Bareiß beim Energierat: Machen die Strommärkte fit für die europäische Energiewende

Foerderlogo_BMWi_400x300Berlin, 19. Dezember 2018. Beim Energieministerrat in Brüssel berichtete die Österreichische Präsidentschaft heute über den Stand der Verhandlungen zum Legislativpaket „Saubere Energie für alle Europäer“, das die EU-Kommission am 30. November 2016 vorgelegt hatte. Zu den beiden letzten offenen Dossiers, der Strommarkt-Verordnung und der Strommarkt-Richtlinie, haben die Unterhändler des Rates, des Europäischen Parlaments und der Kommission gestern eine Einigung im sogenannten Trilogverfahren erzielt, die nun von Rat und Parlament bestätigt werden muss.

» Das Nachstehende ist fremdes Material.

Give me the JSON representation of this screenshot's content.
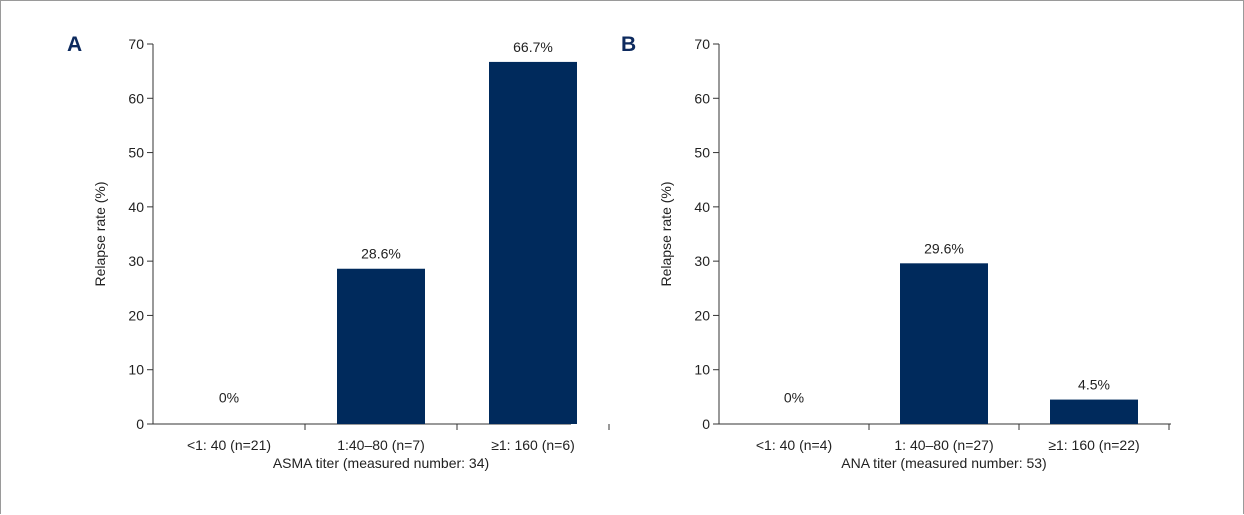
{
  "colors": {
    "bar": "#002a5c",
    "axis": "#333333",
    "panel_letter": "#0d2a5e"
  },
  "chart_data": [
    {
      "type": "bar",
      "panel": "A",
      "categories": [
        "<1: 40 (n=21)",
        "1:40–80 (n=7)",
        "≥1: 160 (n=6)"
      ],
      "values": [
        0,
        28.6,
        66.7
      ],
      "data_labels": [
        "0%",
        "28.6%",
        "66.7%"
      ],
      "ylabel": "Relapse rate (%)",
      "xlabel": "ASMA titer (measured number: 34)",
      "ylim": [
        0,
        70
      ],
      "yticks": [
        0,
        10,
        20,
        30,
        40,
        50,
        60,
        70
      ],
      "grid": false
    },
    {
      "type": "bar",
      "panel": "B",
      "categories": [
        "<1: 40 (n=4)",
        "1: 40–80 (n=27)",
        "≥1: 160 (n=22)"
      ],
      "values": [
        0,
        29.6,
        4.5
      ],
      "data_labels": [
        "0%",
        "29.6%",
        "4.5%"
      ],
      "ylabel": "Relapse rate (%)",
      "xlabel": "ANA titer (measured number: 53)",
      "ylim": [
        0,
        70
      ],
      "yticks": [
        0,
        10,
        20,
        30,
        40,
        50,
        60,
        70
      ],
      "grid": false
    }
  ]
}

Der Parlamentarische Staatssekretär beim Bundesminister für Wirtschaft und Energie, Thomas Bareiß, hierzu: „Das ist eines der größten und wichtigsten Legislativpakete, die je im Energiebereich beschlossen wurden. Es wird den Energiebinnenmarkt stärken und flexibilisieren. Es zeigt, dass Europa aktiv die Herausforderungen für eine saubere, bezahlbare und sichere Energieversorgung angeht. Wir machen die Strommärkte fit für eine europäische Energiewende, die Europa innovativer und moderner macht.“

Staatssekretär Bareiß hob zudem hervor, dass bei dem für Deutschland wichtigen Thema, wie mit internen Netzengpässen umzugehen ist, ein angemessener Kompromiss erzielt werden konnte: „Die Einigung stärkt den grenzüberschreitenden Handel, aber gibt den EU-Mitgliedstaaten ausreichend Zeit für den internen Netzausbau.“

Zum ersten „Teilpaket“ des Legislativpakets „Saubere Energie für alle Europäer“, das aus der Governance-Verordnung, der Effizienz-Richtlinie und der Erneuerbaren-Richtlinie besteht, wurde bereits im Sommer eine Einigung erzielt. Das zweite „Teilpaket“ regelt das europäische Strommarktdesign neu sowie die Kompetenzen und Arbeitsweise der Agentur zur Zusammenarbeit der Regulierungsbehörden (ACER). Es besteht aus der Strommarkt-Verordnung, der Strommarkt-Richtlinie, der ACER-Verordnung und der Risikovorsorge-Verordnung.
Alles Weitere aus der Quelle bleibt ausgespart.